Beginning in the late 1970s, anti-pornography radical feminists formed organizations such as Women Against Pornography and Feminists Fighting Pornography that provided educational events, including slide-shows, speeches, and guided tours of the sex industry in Times Square, New York City, in order to raise awareness of the content of pornography and the sexual subculture in pornography shops and live sex shows. Andrea Dworkin and Robin Morgan began articulating a vehemently anti-porn stance based in radical feminism beginning in 1974 and anti-porn feminist groups, such as Women Against Violence in Pornography and Media in San Francisco, became highly active in various U.S. cities during the late 1970s.

=== Sex-positive movement ===

Sex-positive feminism is a movement that was formed in order to address issues of women's sexual pleasure, freedom of expression, sex work, and inclusive gender identities. Ellen Willis' 1981 essay, "Lust Horizons: Is the Women's Movement Pro-Sex?" is the origin of the term, "pro-sex feminism"; the more commonly used variant, "sex positive feminism" arose soon after.

Although some sex-positive feminists, such as Betty Dodson, were active in the early 1970s, much of sex-positive feminism largely began in the late 1970s and 1980s as a response to the increasing emphasis in radical feminism on anti-pornography activism.

Sex-positive feminists are also strongly opposed to radical feminist calls for legislation against pornography, a strategy they decried as censorship, and something that could, they argued, be used by social conservatives to censor the sexual expression of women, gay people, and other sexual minorities. The initial period of intense debate and acrimony between sex-positive and anti-pornography feminists during the early 1980s is often referred to as the feminist sex wars. Other sex-positive feminists became involved not in opposition to other feminists but in direct response to what they saw as patriarchal control of sexuality.

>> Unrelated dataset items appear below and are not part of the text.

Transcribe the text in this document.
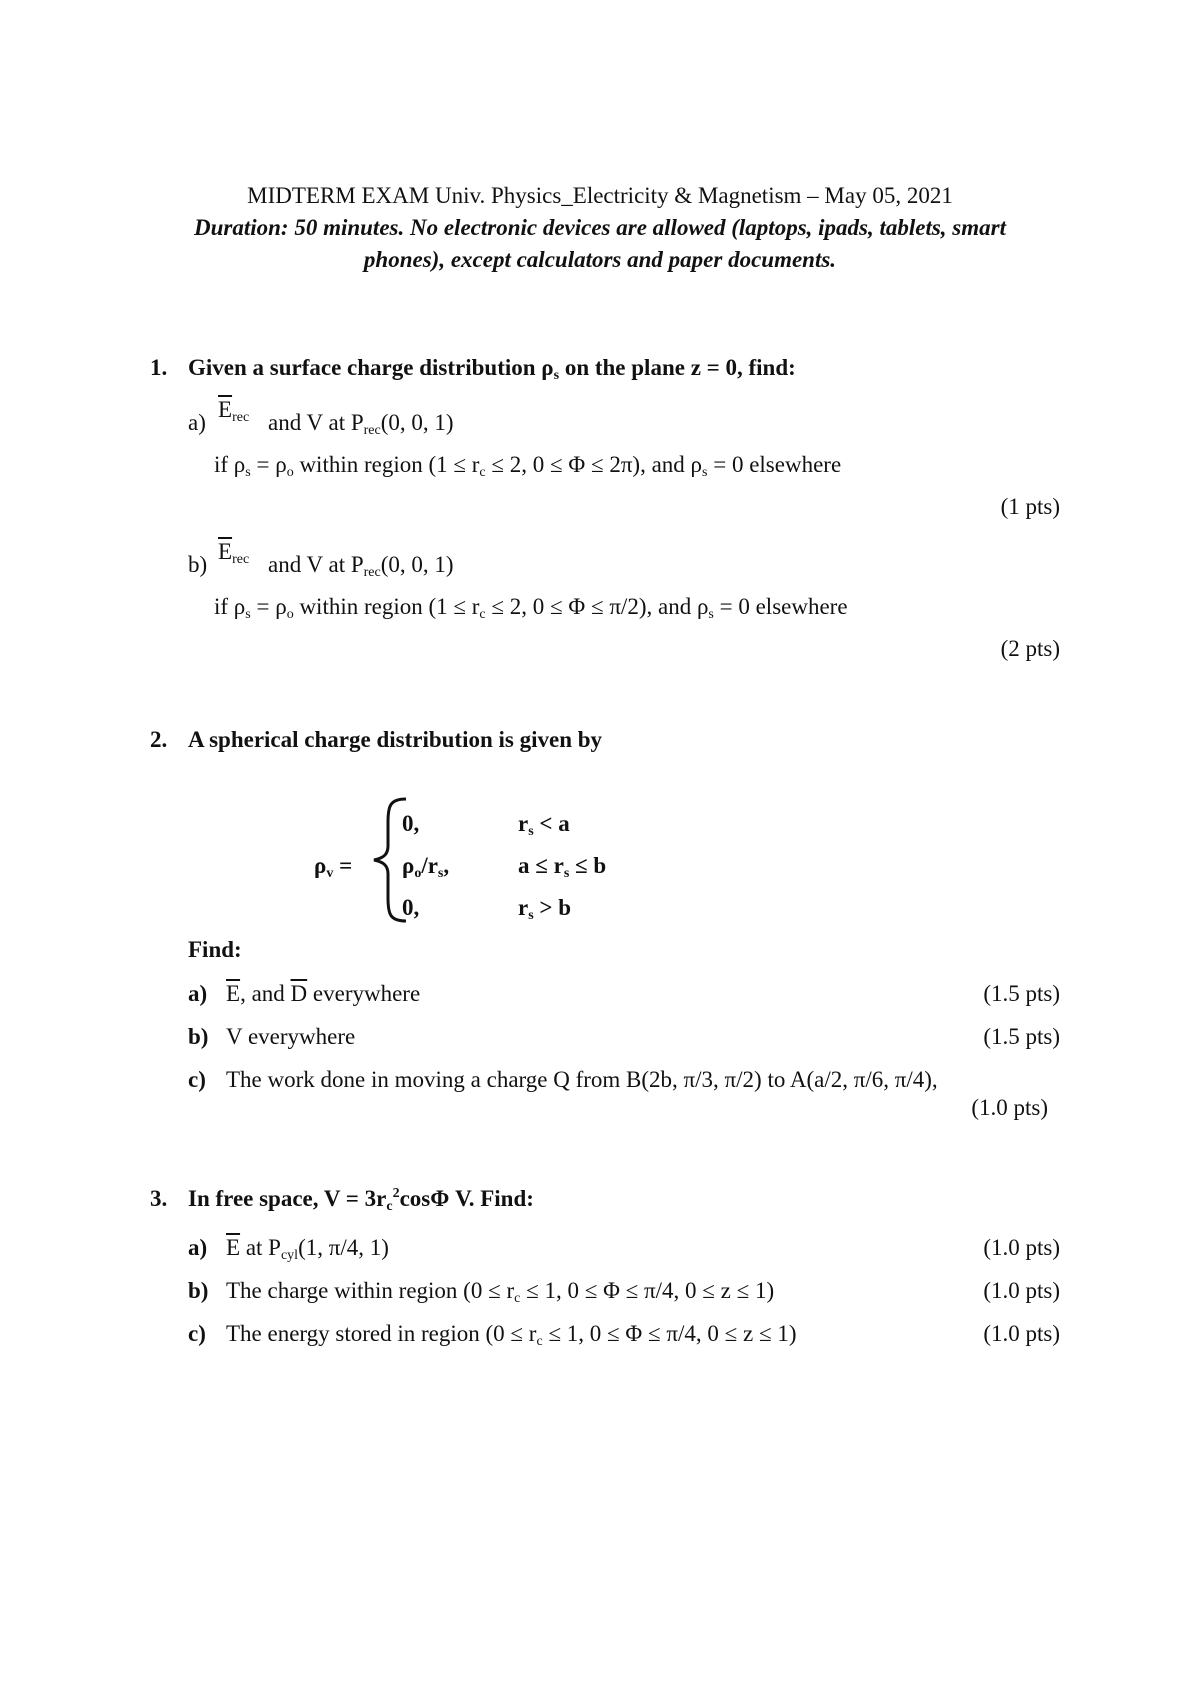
MIDTERM EXAM Univ. Physics_Electricity & Magnetism – May 05, 2021
Duration: 50 minutes. No electronic devices are allowed (laptops, ipads, tablets, smart
phones), except calculators and paper documents.
1. Given a surface charge distribution $\rho_s$ on the plane z = 0, find:
a)
$\overline{E}_{rec}$ and V at $P_{rec}(0$, 0, 1)
if $\rho_s = \rho_o$ within region ($1 \le r_c \le 2$, 0 ≤ Φ ≤ 2π), and $\rho_s = 0$ elsewhere
(1 pts)
b)
$\overline{E}_{rec}$ and V at $P_{rec}(0$, 0, 1)
if $\rho_s = \rho_o$ within region ($1 \le r_c \le 2$, 0 ≤ Φ ≤ π/2), and $\rho_s = 0$ elsewhere
(2 pts)
2. A spherical charge distribution is given by
$\rho_v$ =
0,	$r_s < a$
$\rho_o/r_s$,	$a \le r_s \le b$
0,	$r_s > b$
Find:
a) $\overline{E}$, and $\overline{D}$ everywhere	(1.5 pts)
b) V everywhere	(1.5 pts)
c) The work done in moving a charge Q from B(2b, π/3, π/2) to A(a/2, π/6, π/4),
(1.0 pts)
3. In free space, $V = 3r_c^2\cos\Phi$ V. Find:
a) $\overline{E}$ at $P_{cyl}(1$, π/4, 1)	(1.0 pts)
b) The charge within region ($0 \le r_c \le 1$, 0 ≤ Φ ≤ π/4, 0 ≤ z ≤ 1)	(1.0 pts)
c) The energy stored in region ($0 \le r_c \le 1$, 0 ≤ Φ ≤ π/4, 0 ≤ z ≤ 1)	(1.0 pts)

== Sex work and sex industry ==

Feminist views on sex work and prostitution vary. Feminist supporters of sex worker rights and decriminalization argue that women's right to control their own bodies and sexuality includes the right to engage in consensual sexual commerce. They also argue that criminalization and social stigmatization of sex work and sex workers only worsens the existing marginalization and victimization that sex workers are often subjected to. On the other hand, feminist opponents of prostitution argue that prostitution is so tangled with forced prostitution, human trafficking, exploitation, and violence as to be inseparable from these ills in practice. They also argue that prostitution and other forms of sex work are inherently a product of patriarchy and sexism, and that the presence even of consensual sex work is harmful to society and women in particular. While feminists across all positions generally agree that direct criminalization of women in prostitution should be ended, there is little or no consensus on much else on the topics of legal approaches to the sex trade, the status of sex workers, or the nature of sex work itself.